Off the map

How HIV/Aids programming is failing same-sex practicing people in Africa

A book exploring the ways in which HIV and AIDS stakeholders are denying a basic set of human rights to same sex practising people, and potentially jeopardising overall efforts to combat the AIDS epidemic in Africa, was launched in Johannesburg on 15 February at Behind The Mask.

Titled Off the Map: How HIV/Aids programming is Failing Same-Sex Practicing People in Africa, the book, published by the International Gay and Lesbian Human Rights Commission (IGLHRC), aims to get some attention to the fact that same sex practising Africans are at increased risk of HIV because of both biological and social vulnerabilities. 'Challenges to the right of freedom of expression, housing, arbitrary arrest, bodily integrity, increase the vulnerability of our community. But still, little attention is paid to this issue', Cary Johnson, IGLHRC senior specialist for Africa said.

In this book various activists from around the continent contributed personal stories while others interviewed people who had HIV/ Aids related stories to tell. The book relates to Aids Law Project’s Jonathan Berger’s research-Re-sexualizing the Epidemic, where he investigated the issue of little funding and public attention paid to the issue.

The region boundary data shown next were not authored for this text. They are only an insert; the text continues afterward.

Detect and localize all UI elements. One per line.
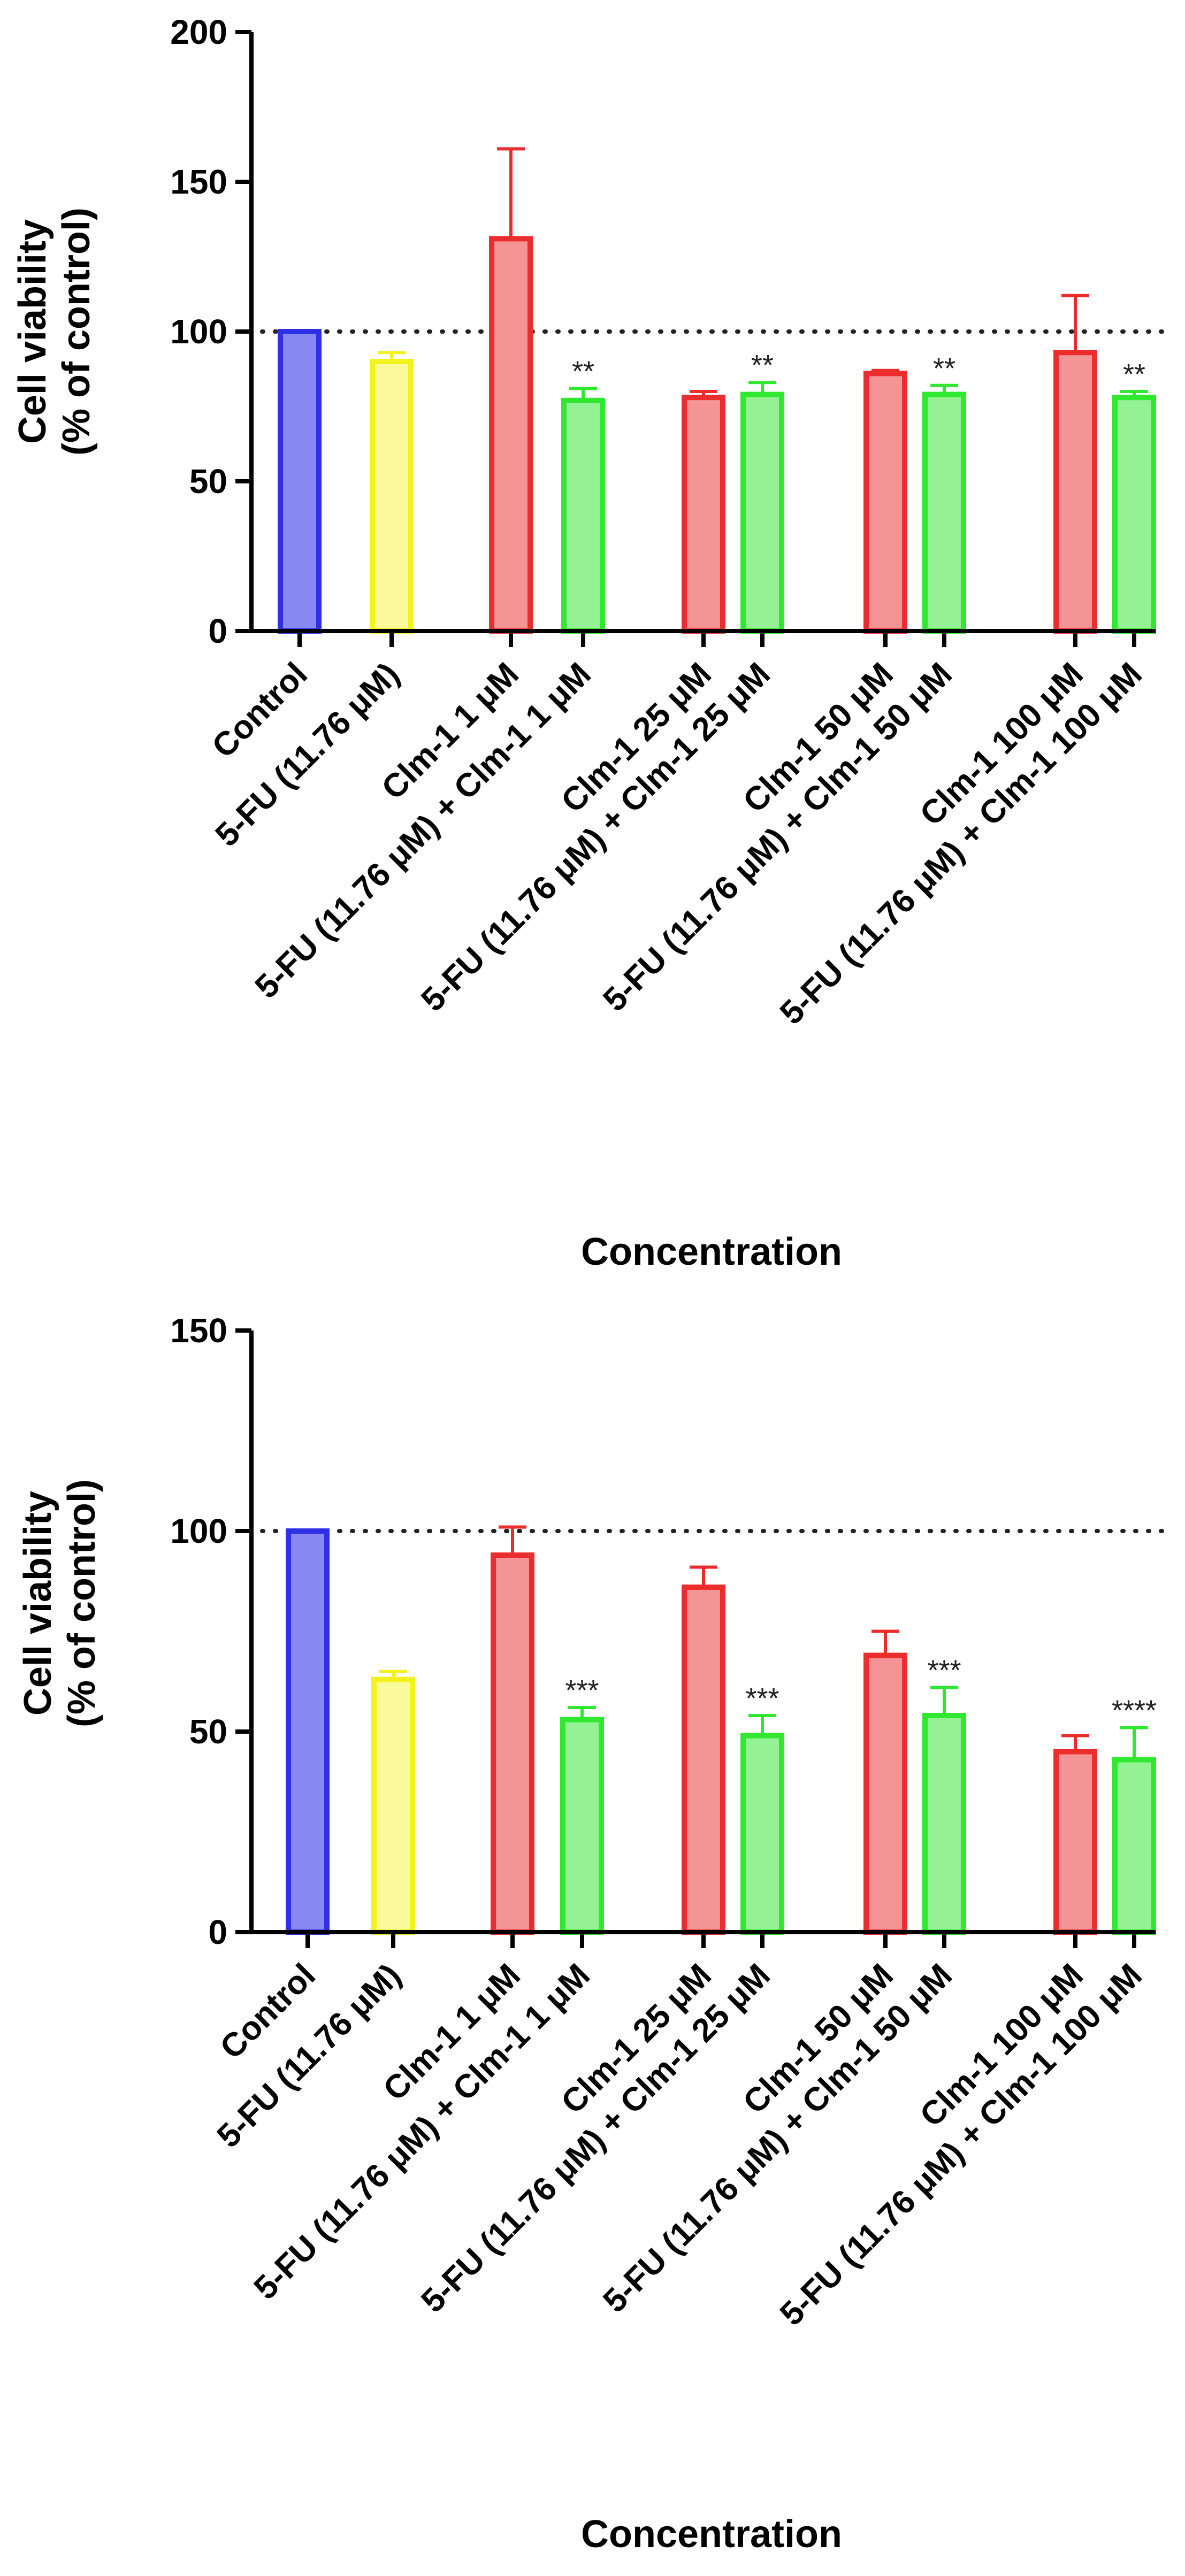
significance-label: **: [751, 349, 774, 381]
bar: [560, 1717, 604, 1935]
y-axis-title-line1: Cell viability: [17, 1491, 59, 1716]
y-tick-label: 150: [170, 1311, 227, 1350]
chart-panel-bottom: Cell viability (% of control) Concentrat…: [0, 1288, 1185, 2571]
y-tick-label: 150: [170, 163, 227, 201]
bar-chart-top: Cell viability (% of control) Concentrat…: [11, 13, 1174, 1273]
y-tick-label: 100: [170, 312, 227, 351]
significance-label: ***: [927, 1655, 961, 1687]
bar: [740, 391, 784, 634]
x-tick-label: 5-FU (11.76 μM) + Clm-1 1 μM: [247, 1957, 597, 2306]
bar: [561, 397, 605, 634]
bar: [370, 359, 414, 634]
bar: [1112, 395, 1156, 634]
bar: [863, 371, 907, 634]
bar-chart-bottom: Cell viability (% of control) Concentrat…: [17, 1311, 1174, 2556]
y-axis-title-line1: Cell viability: [11, 219, 54, 444]
bar: [286, 1528, 330, 1935]
significance-label: ***: [745, 1682, 779, 1714]
significance-label: ****: [1112, 1695, 1157, 1727]
bar: [491, 1552, 534, 1935]
bar: [863, 1652, 907, 1935]
y-tick-label: 200: [170, 13, 227, 51]
y-tick-label: 0: [208, 1913, 227, 1951]
x-axis-title: Concentration: [581, 1231, 842, 1273]
x-tick-label: 5-FU (11.76 μM) + Clm-1 1 μM: [248, 656, 598, 1005]
significance-label: **: [572, 355, 594, 387]
y-axis-title: Cell viability (% of control): [17, 1479, 103, 1727]
bar: [371, 1677, 415, 1935]
x-axis-title: Concentration: [581, 2513, 842, 2556]
significance-label: ***: [565, 1674, 599, 1706]
bar: [489, 236, 533, 634]
y-tick-label: 50: [189, 1712, 227, 1751]
bar: [682, 395, 725, 634]
significance-label: **: [933, 352, 955, 385]
bar: [682, 1585, 725, 1935]
significance-label: **: [1123, 358, 1145, 390]
y-axis-title-line2: (% of control): [60, 1479, 103, 1727]
y-axis-title: Cell viability (% of control): [11, 207, 98, 456]
bar: [1053, 350, 1097, 634]
bar: [1112, 1757, 1156, 1935]
bar: [1053, 1749, 1097, 1935]
bar: [278, 329, 322, 634]
y-axis-title-line2: (% of control): [55, 207, 98, 456]
y-tick-label: 100: [170, 1512, 227, 1550]
bar: [922, 1713, 966, 1935]
bar: [740, 1733, 784, 1935]
bar: [922, 391, 966, 634]
chart-panel-top: Cell viability (% of control) Concentrat…: [0, 0, 1185, 1283]
y-tick-label: 50: [189, 462, 227, 501]
y-tick-label: 0: [208, 612, 227, 650]
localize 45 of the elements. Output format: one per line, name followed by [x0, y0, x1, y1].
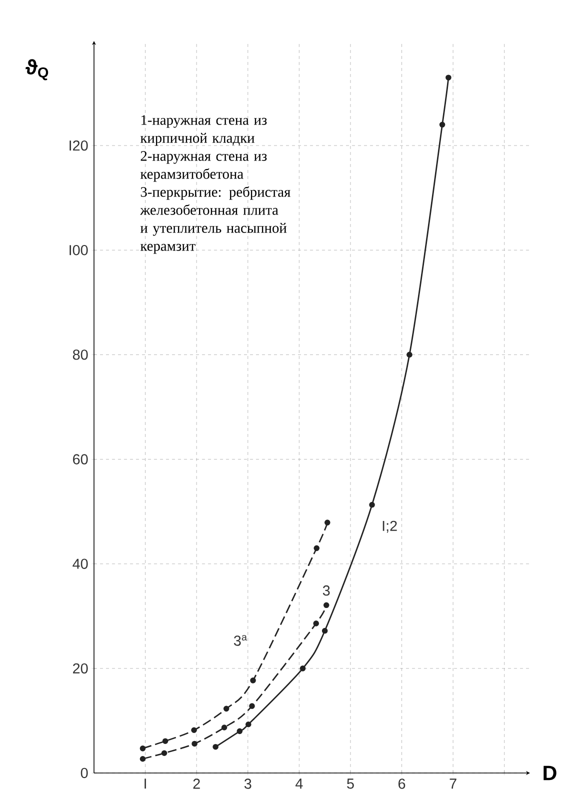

Judge Edwin Cameron wrote the preface of the book and various activists from the continent contributed stories as they personally relate to them.

'This is a long overdue book calling attention to a serious and neglected issue –with important ramifications for all people working in the HIV/Aids field.' Sofia Gruskin, Director of the program on International Health and Human Rights from Harvard School of Public Health concluded.